Blood Highway
Review
Blood Highway
Gina Wohlsdorf captured and secured my attention in 2016 with the publication of her debut novel, SECURITY. It’s an unsettling book, all the more so for its ability to play upon the reader’s often erroneous expectations and perceptions. BLOOD HIGHWAY, her sophomore effort, is (somewhat) more straightforward but no less surprising than its predecessor for entirely different reasons.
Rainy Cain is the book’s troubled but tough narrator, a 17-year-old high school senior with an advanced master’s degree in survival skills. Things jump around a bit timewise before Rainy settles into a very rough groove, made more so by the appearance of a ghost from a past she never had. The shade is named Sam, and he is the father Rainy has never known. Rainy has no knowledge of Sam, believing him to have been long dead. He actually has been in prison serving time for his participation in an armored car robbery that went very wrong.
"BLOOD HIGHWAY is a bit like a carnival funhouse.... The book as a whole seems at times to be a collaborative effort between Elmore Leonard and Joan Didion, which isn’t as impossible as you might think."

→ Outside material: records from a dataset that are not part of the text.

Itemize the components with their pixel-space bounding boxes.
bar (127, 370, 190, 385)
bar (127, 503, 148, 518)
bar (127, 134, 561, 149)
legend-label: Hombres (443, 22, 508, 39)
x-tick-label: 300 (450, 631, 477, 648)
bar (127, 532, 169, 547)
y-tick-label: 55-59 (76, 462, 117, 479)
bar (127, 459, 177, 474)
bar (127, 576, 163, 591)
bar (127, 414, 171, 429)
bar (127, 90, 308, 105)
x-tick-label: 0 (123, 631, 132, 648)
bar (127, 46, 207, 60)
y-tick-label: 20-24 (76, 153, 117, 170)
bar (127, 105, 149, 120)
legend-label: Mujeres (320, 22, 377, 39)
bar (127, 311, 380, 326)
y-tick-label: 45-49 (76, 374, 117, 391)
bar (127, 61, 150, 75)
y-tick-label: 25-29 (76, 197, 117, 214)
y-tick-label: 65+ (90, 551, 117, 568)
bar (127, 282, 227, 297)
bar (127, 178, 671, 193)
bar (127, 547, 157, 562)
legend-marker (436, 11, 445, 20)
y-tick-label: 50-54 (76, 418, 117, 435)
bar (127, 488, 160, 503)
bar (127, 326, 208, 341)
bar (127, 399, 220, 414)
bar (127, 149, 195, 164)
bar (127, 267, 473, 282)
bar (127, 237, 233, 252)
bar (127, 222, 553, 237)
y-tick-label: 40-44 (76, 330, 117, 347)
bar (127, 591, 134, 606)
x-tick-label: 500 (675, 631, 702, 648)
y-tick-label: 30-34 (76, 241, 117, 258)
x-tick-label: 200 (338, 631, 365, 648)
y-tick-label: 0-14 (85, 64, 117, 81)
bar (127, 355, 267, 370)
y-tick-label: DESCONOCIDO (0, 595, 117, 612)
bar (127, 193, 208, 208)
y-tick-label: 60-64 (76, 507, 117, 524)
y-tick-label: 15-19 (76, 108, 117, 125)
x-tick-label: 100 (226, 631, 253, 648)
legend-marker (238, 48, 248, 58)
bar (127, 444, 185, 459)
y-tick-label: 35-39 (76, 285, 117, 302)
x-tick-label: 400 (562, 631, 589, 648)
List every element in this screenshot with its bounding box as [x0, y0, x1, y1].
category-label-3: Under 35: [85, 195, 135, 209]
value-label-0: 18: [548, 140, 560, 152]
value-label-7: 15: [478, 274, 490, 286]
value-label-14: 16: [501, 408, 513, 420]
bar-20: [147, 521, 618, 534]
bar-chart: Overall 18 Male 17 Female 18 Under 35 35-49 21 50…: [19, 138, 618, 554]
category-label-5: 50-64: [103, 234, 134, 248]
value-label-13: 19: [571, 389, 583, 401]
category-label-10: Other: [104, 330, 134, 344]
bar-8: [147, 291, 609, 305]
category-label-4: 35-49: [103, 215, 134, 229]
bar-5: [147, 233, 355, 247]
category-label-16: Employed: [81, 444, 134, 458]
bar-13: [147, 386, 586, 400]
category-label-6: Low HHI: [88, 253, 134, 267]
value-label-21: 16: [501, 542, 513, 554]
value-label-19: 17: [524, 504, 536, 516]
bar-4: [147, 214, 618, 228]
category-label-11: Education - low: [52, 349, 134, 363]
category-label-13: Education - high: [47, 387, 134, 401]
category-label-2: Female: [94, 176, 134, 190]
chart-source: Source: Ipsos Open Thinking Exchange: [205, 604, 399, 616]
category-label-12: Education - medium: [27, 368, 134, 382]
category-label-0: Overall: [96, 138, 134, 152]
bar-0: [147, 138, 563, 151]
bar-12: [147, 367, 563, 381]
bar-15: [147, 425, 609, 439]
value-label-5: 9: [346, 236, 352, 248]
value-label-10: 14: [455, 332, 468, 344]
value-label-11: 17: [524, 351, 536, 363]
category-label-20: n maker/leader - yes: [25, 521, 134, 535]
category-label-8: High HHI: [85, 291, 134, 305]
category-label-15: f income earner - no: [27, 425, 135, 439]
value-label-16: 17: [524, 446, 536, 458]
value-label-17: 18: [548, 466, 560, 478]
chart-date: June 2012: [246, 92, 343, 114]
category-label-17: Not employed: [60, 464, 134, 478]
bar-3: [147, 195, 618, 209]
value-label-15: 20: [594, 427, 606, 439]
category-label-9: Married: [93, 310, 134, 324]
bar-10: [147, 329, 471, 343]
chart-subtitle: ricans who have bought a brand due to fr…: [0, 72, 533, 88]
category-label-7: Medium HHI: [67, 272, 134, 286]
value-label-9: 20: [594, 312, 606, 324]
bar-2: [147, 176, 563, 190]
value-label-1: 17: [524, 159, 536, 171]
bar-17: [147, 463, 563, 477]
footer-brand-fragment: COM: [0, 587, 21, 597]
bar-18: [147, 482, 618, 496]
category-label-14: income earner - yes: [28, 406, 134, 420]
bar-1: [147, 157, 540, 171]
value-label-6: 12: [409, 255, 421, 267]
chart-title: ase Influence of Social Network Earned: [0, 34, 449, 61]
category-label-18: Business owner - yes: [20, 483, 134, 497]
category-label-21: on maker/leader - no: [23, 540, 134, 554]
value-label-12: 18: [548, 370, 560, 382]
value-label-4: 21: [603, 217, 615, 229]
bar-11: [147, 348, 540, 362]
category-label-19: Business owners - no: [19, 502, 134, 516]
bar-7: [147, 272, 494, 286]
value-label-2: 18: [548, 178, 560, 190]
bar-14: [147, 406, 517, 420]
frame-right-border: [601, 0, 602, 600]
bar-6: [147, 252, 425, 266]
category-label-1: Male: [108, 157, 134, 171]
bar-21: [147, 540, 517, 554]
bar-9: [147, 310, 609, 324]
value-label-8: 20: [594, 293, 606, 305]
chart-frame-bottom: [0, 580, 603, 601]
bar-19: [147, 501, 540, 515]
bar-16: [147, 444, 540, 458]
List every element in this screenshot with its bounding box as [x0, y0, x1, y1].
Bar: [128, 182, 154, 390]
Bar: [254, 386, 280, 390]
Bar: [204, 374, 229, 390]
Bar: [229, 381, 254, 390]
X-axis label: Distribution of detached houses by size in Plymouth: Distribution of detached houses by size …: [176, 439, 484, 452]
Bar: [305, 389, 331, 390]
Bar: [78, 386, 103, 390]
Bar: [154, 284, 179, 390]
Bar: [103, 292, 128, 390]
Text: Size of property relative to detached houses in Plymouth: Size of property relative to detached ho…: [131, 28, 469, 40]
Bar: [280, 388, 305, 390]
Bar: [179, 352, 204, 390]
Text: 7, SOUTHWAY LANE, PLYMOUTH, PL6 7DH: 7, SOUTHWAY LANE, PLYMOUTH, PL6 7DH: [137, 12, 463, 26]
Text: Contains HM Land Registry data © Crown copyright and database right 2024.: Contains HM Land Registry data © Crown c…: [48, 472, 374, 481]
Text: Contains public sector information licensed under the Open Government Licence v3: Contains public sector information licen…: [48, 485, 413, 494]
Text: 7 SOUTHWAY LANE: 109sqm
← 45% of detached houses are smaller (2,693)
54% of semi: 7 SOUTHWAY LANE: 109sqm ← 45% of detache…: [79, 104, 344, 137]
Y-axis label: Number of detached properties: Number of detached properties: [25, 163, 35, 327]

Sam escapes and immediately kidnaps the daughter he has never known. Accompanied by a brooding, taciturn and very dangerous cohort known as “Johnny Blue,” Sam transports Rainy from slushy Minneapolis west to northern California. He is convinced that Rainy’s mother had stashed the proceeds from the ill-fated heist there and shared the location with Rainy.
Meanwhile, Blaine, a Minneapolis cop whose background is not dissimilar to Rainy’s, is in pursuit with the intent of bringing her home. He doggedly follows the vague trail the involuntary trio is leaving. It is Blaine who is just behind Rainy in the competition to determine who is BLOOD HIGHWAY’s most complex character. We don’t know a lot about Blaine, at least at first, but Wohlsdorf drops an occasional hidden breadcrumb or two throughout the narrative to give the reader a what and maybe a why behind Blaine’s deeper motivations for what he does. The question that haunts throughout a good deal of the book is how much or how little Rainy knows, and how she can leverage her knowledge --- or lack thereof --- to get her out of the situation alive (at the very least).
BLOOD HIGHWAY is a bit like a carnival funhouse. I’m thinking particularly of the room where the floorboards keep shifting as you walk through it. You might think while reading it that you have an idea as to what is going on. Everything then shifts, just a bit, not enough to knock you over but sufficient to keep you unbalanced or at least in anticipation of it. Rainy, as is demonstrated in the book’s early pages, is a survivor of long-standing. Wohlsdorf provides all sorts of urban survival tactics, such as restaurant table diving and shopping at department store lost-and-founds. The elders among us might not have the urge to do such things, but the temptation can be strong, though not enough to engage if such is not born of necessity.
While the soundtrack to the story’s interior might be Fleetwood Mac’s Rumors, I kept hearing the spirit of Horses by Patti Smith playing in my head. The book as a whole seems at times to be a collaborative effort between Elmore Leonard and Joan Didion, which isn’t as impossible as you might think. BLOOD HIGHWAY may be more of a young adult novel than its predecessor, but it is intriguing as well as unsettling for both demographics. Check it out.